Jesus was preaching from a boat on the shore of the Sea of Galilee (Mark 4:35). Seeing the great throng of people amassed, he instructed his men to shove off for the other side. Perhaps his human side sought for peace and quiet. Even so, some in boats followed them.
With mountains surrounding the lake it was always possible for fierce squalls to quickly form, and one did, no doubt divinely orchestrated as a teaching moment. Here they were, no land in sight, winds at hurricane force, waves crashing about, water filling the boat, and Jesus slept in the stern on a pillow. They were all going to die, and in the common vernacular, the disciples were “freaking out,” especially those who spent their lives on this lake and had escaped these storms by a hair before. No doubt the intensity of the storm was even worse than they ever encountered.

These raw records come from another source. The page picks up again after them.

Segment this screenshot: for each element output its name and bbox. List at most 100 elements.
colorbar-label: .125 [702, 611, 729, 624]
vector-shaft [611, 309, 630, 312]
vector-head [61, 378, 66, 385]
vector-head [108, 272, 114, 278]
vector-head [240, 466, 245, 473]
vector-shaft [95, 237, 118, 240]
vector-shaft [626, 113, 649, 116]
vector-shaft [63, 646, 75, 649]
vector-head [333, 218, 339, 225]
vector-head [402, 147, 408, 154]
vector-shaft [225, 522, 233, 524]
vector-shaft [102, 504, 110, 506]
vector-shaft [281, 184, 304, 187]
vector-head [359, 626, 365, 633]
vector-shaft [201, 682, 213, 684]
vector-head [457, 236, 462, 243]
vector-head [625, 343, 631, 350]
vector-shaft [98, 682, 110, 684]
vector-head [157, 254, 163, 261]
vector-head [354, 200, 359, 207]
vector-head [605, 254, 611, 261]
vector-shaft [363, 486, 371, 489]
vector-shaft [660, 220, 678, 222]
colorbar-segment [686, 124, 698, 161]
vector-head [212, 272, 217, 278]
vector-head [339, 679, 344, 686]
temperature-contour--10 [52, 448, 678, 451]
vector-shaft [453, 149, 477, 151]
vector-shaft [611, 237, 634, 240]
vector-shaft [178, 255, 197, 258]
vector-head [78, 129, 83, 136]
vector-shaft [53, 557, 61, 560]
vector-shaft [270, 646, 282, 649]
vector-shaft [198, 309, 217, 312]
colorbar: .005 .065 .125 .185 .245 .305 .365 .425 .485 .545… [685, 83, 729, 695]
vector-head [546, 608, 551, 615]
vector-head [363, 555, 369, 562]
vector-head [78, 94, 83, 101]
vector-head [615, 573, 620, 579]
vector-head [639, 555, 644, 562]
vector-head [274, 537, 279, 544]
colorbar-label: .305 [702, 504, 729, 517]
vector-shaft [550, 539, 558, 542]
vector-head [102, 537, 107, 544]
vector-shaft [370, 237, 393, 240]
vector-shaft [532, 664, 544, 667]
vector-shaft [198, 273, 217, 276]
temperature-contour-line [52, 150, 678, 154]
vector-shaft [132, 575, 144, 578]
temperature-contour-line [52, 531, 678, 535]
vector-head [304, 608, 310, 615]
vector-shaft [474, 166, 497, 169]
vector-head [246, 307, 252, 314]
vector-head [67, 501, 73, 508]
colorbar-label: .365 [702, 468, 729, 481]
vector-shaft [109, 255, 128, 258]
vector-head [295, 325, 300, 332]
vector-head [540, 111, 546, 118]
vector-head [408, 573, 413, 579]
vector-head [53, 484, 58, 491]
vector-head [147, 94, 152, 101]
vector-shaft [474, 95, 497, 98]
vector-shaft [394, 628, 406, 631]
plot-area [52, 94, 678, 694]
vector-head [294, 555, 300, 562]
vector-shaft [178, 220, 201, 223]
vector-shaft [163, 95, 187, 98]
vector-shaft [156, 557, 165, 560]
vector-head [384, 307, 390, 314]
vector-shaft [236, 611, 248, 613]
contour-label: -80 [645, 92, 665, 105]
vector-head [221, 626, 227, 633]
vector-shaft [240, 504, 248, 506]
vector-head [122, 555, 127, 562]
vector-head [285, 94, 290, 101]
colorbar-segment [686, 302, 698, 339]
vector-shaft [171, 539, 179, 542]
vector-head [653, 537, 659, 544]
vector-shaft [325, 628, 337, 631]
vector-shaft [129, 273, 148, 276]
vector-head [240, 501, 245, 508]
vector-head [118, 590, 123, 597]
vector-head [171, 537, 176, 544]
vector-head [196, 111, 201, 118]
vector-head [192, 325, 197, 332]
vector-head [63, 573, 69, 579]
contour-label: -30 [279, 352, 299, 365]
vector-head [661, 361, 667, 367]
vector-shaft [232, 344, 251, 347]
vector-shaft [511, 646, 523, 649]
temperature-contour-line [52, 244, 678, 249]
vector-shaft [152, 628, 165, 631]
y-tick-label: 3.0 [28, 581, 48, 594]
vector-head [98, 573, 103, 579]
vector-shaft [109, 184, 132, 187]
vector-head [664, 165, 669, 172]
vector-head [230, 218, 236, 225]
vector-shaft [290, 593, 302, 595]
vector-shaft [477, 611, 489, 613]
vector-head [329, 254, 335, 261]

Not really knowing what Jesus could do about it, they roused him, rashly accusing him of “failing to care.” Well, he did care about them, but needed to teach them that he even had power over “nature.”
But more importantly though, he needed to teach them to carry into the future the faith Shadrach, Meshach and Abednego carried into the fiery furnace (Daniel 3). They said when faced with certain demise, and I paraphrase, “My Lord can save us, but he might not, and we’re good with that too.” We learn from this story, by the way, the same Lord that was asleep in the stern was with these three brave souls in that blazing fire. And here’s an idle thought; the kingdom of God was in their boat!
We might think the disciples did exhibit a modicum of faith by turning to Jesus in such a dire strait, but they did so in frustration not faith. After he snapped his fingers and instantly the winds stopped and the sea became absolutely calm, they had to know they overstepped.
This man was God, and another kind of paralyzing fear immediately came over them.